When I preach the gospel at a Harvest Crusade, I feel I have a solemn responsibility to give the gospel accurately—to not distort it, to not take away from it, and to not add to it.
I have had people tell me, "You know, the message you give is so simple."
Exactly. I work hard at that, because I want to leave out the things that are not essential and keep in place the things that are core to the gospel message.
The word "preach" originally carries the meaning of declaring a message as the herald of a king. A herald declares what the king tells him to declare. As the apostle Paul told the Ephesian elders, "For I have not shunned to declare to you the whole counsel of God" (Acts 20:27). As a herald, I need to give the whole message. My job as a herald is to announce it, to proclaim it.

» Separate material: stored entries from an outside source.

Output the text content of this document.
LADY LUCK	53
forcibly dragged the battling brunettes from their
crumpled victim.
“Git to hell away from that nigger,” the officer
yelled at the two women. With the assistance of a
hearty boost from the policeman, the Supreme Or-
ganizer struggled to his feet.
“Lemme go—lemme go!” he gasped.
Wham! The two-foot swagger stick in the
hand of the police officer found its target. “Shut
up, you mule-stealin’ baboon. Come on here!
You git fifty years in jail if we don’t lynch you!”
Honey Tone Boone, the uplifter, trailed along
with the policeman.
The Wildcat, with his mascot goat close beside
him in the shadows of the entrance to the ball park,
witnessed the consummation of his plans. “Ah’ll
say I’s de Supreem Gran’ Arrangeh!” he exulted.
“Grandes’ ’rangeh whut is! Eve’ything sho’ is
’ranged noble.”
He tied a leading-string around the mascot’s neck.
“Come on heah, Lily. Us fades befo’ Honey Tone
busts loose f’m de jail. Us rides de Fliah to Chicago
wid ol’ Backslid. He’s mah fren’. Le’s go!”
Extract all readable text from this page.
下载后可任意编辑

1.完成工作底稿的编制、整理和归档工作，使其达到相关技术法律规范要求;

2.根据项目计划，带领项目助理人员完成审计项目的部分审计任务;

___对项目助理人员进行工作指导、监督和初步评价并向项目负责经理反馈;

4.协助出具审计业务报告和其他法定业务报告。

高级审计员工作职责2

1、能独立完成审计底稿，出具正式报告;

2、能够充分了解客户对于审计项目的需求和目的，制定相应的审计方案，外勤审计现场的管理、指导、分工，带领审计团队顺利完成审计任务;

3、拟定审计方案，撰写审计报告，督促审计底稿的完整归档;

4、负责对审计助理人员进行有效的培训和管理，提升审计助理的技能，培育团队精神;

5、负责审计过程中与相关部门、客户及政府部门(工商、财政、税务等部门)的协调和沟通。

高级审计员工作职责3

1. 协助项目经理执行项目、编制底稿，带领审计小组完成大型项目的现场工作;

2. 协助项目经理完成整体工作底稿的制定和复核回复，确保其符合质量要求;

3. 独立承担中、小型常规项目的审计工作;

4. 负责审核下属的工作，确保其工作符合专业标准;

And what is this message we have been called to bring to our culture today? It is the message of the gospel. The word gospel means "good news." It is good news in a bad world. The bad news is that we have all sinned and broken God's commandments, and we fall short of His glory. There is nothing we can do to make that right in our own strength. But the good news is that God loved us so much, He sent His own Son Jesus Christ to die on the cross in our place. And if we will turn from our sin and believe in Jesus, then we can be forgiven.
Sometimes there is a temptation for a preacher to only speak on the topics that personally appeal to him. But the reality is that we must give out all that God's Word has to say.